Latency-sensitive paths. Decompose + retrieve + plan adds at least one extra LLM round-trip before any real work begins. For sub-second interactive paths this overhead is dead weight that preload-and-route avoids.

Example¶

Anthropic's Tool Search Tool is the closest practitioner-ready expression of this pattern. The startup prompt declares tools with defer_loading: true; only the search tool is loaded by default, and the model retrieves skills at runtime:

{
  "type": "tool_search_tool_20251119",
  "name": "tool_search_tool"
}

Individual tools are marked deferred:

{
  "name": "jira_create_issue",
  "description": "Create a Jira issue",
  "defer_loading": true
}

At inference, the agent issues a tool-search call, retrieves the small subset of skills the current sub-task actually needs, and then calls them.
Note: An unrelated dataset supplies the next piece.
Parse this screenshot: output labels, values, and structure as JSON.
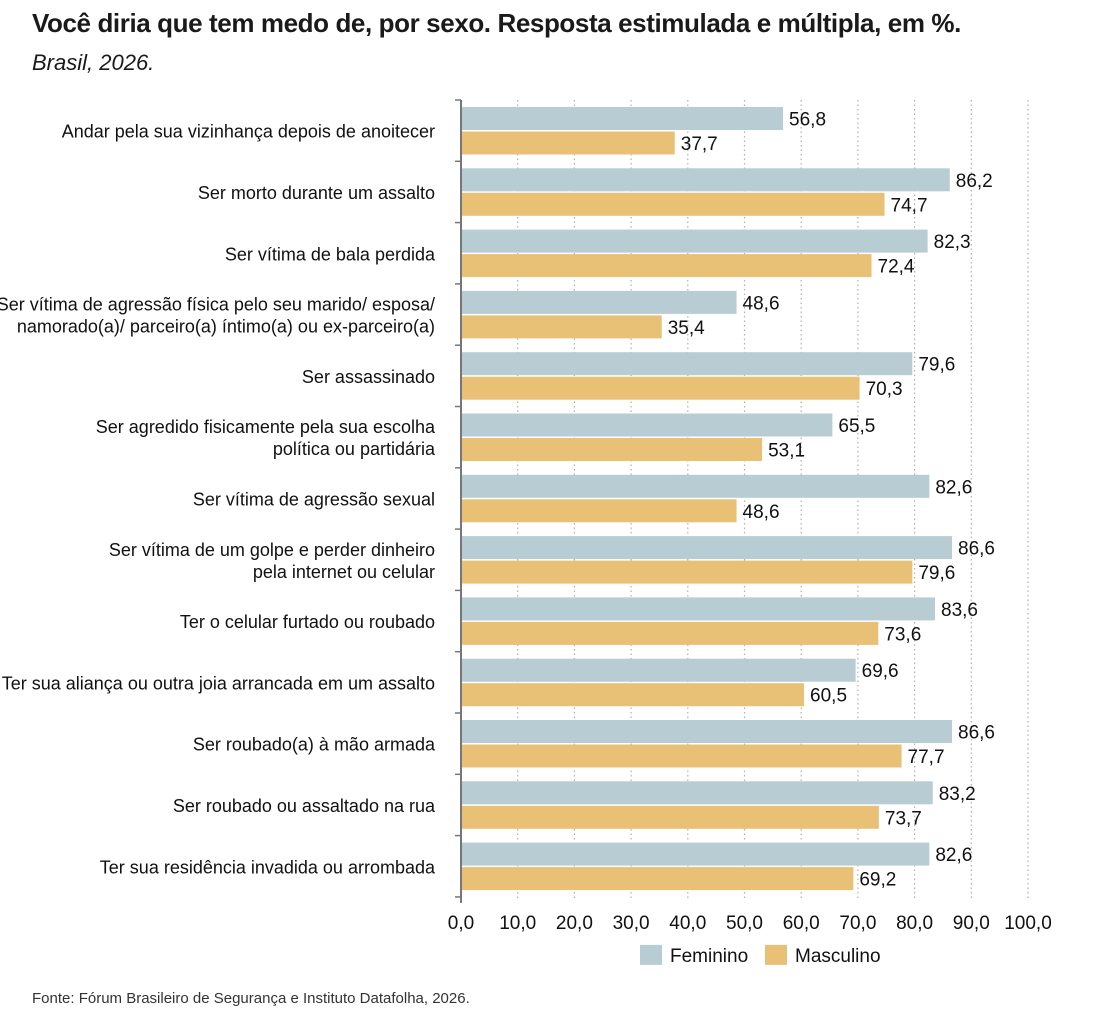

The compositional layer — a decomposer that breaks "file a Jira issue and post the link to Slack" into two atomic searches — sits above this API. Anthropic reports average usage dropping from 43,588 to 27,297 tokens (37% reduction) when this is combined with programmatic tool calling, with intermediate results stripped from the model's context.

Key Takeaways¶

The pattern is for libraries in the hundreds-to-thousands of skills — under 50 skills, preload with caching wins on simplicity.
Decomposition quality, not retrieval quality, is the bottleneck — Iterative Skill-Aware Decomposition closes the gap by feeding retrieval hits back to the decomposer.
A failed decomposition wastes every downstream step; expect ~30% of queries to still mis-decompose even with SAD.
Pre-committed DAGs cannot recover from mid-execution evidence — use dynamic re-decomposition for tightly-coupled tasks.
Hiding skill implementation text to save tokens at retrieval time drops accuracy sharply — the retriever needs the full description.